Can I just start off by saying how blessed I am to have my two girls. It was not that long ago that I spent my days pleading to the Lord to bless our lives with children. I longed and wanted to have a family more than anything! I am so thankful for them. Now, I just hope we all survive to see them grow up!
WARNING: If you have perfectly sweet and always obedient children you may not should read the post below....it may cause you to feel prideful! (I am so kidding!)
I so lost my patience with ella this morning. God love her...but she about sent her mommy over the edge. It went something like this.
me-Ella, we are going to take a shower and get ready.
e-No mommy, I not like shower...I take bath.
me-Ella, we take a shower everyday... don't be grumpy! All your toys are waiting on you!
e-No, I take bath!
me-okay, you can play in the tub and mommy will wash you when I am done. I put about two inches of water in the tub and jumped in the shower (they are side by side in our bathroom)
e-(Screaming) Shower mommy! I take Shower!!!
me-okay, okay, hold on...I'll get you! Jump out and grab a towel!
e-No mommy...I bath!
me-(my blood pressure is rising by the second) Okay you stay! I jump bath in the shower. (Sweet eliza is an innocent bystander sitting sweetly in her bouncy chair!)
e-(Crying) mommy I take shower with you. Please mommy, shower!!
me-no ella you lost your chance!
e-(Crying and screaming) Mommy, SHOWER!!! SHOWER!
me-Okay! I get out (thinking this would help me out in the long run because I could bathe her with me and save a step!) I pick her up and put her in the shower as she goes crazy...trying to get out with all her might!
e-my bath, my bath, my bath!
me-bath is OVER...you are not getting out...this is ridiculous!! My blood is boiling and my hot water is running our by the second. Sweet little eliza is wondering what all this drama is about because it is really ruining her early morning nap!
e-Screaming trying to get the shower door open! (this went on for about two minutes)
me-You are done! I pick her up and put her in the bath and tell her to sit quietly and she is in big trouble!
e-crying
me-freezing water at this point. Finish shower. wrap my little drama queen in her towel and politely plopped her little self in time-out! I counted to ten..took deep breathes....and told the Lord I was angry and needed help!
e-after a lengthy little sit....was told to apologize, got diapered (I wasn't about to put panties back on her in that state of mind), dressed and deposited in her bed for a very early nap! I haven't heard a peep since!
me-sat on the couch with my bible in hand and looked desperately for wisdom from the Lord.
Proverbs 31:26"She speaks with wisdom and faithful instruction is on her tongue."

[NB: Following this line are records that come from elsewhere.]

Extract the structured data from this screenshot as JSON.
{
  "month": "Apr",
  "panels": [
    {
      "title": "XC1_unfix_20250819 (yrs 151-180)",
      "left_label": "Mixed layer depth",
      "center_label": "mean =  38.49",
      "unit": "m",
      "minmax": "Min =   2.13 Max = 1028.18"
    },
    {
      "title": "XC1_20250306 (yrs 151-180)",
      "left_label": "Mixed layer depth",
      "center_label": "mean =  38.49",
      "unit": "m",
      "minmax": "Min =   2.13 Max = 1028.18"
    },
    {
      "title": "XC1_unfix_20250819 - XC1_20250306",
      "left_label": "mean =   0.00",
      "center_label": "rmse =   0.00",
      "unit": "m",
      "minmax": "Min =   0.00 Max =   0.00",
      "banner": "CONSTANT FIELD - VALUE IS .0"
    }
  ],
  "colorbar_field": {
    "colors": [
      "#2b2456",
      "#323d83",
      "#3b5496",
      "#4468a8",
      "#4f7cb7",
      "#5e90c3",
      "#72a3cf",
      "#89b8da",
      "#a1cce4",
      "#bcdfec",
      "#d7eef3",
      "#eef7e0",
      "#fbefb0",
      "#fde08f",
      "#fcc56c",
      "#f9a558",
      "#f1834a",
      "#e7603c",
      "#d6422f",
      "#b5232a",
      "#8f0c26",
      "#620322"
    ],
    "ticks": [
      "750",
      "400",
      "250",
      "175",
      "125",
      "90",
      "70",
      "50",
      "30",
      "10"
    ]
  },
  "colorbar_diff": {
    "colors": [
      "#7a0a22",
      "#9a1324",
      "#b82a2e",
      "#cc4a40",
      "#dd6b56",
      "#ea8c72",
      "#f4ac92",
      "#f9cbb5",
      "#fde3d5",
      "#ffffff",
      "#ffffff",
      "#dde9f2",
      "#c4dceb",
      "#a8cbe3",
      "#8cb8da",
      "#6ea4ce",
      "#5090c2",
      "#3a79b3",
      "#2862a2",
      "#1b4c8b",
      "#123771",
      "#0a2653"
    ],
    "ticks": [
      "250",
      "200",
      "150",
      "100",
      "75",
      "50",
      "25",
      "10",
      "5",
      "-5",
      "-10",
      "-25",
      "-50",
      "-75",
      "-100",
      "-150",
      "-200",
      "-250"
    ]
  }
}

Help me Lord....I have my work cut out for me....and it's only10am!
2 comments:
Someday you will read this and laugh your head off. But, not now.
I am laughing ONLY because the Lord popped my mothering pride when He gave me Sarah! Your stories of Ella remind me SO much of Sarah. I have no doubt that they would get along very well! I have verses all over our walls so that I am reminded constantly where my strength comes from!!! God uses that cute little girl to remind me several times a day from where my help comes from!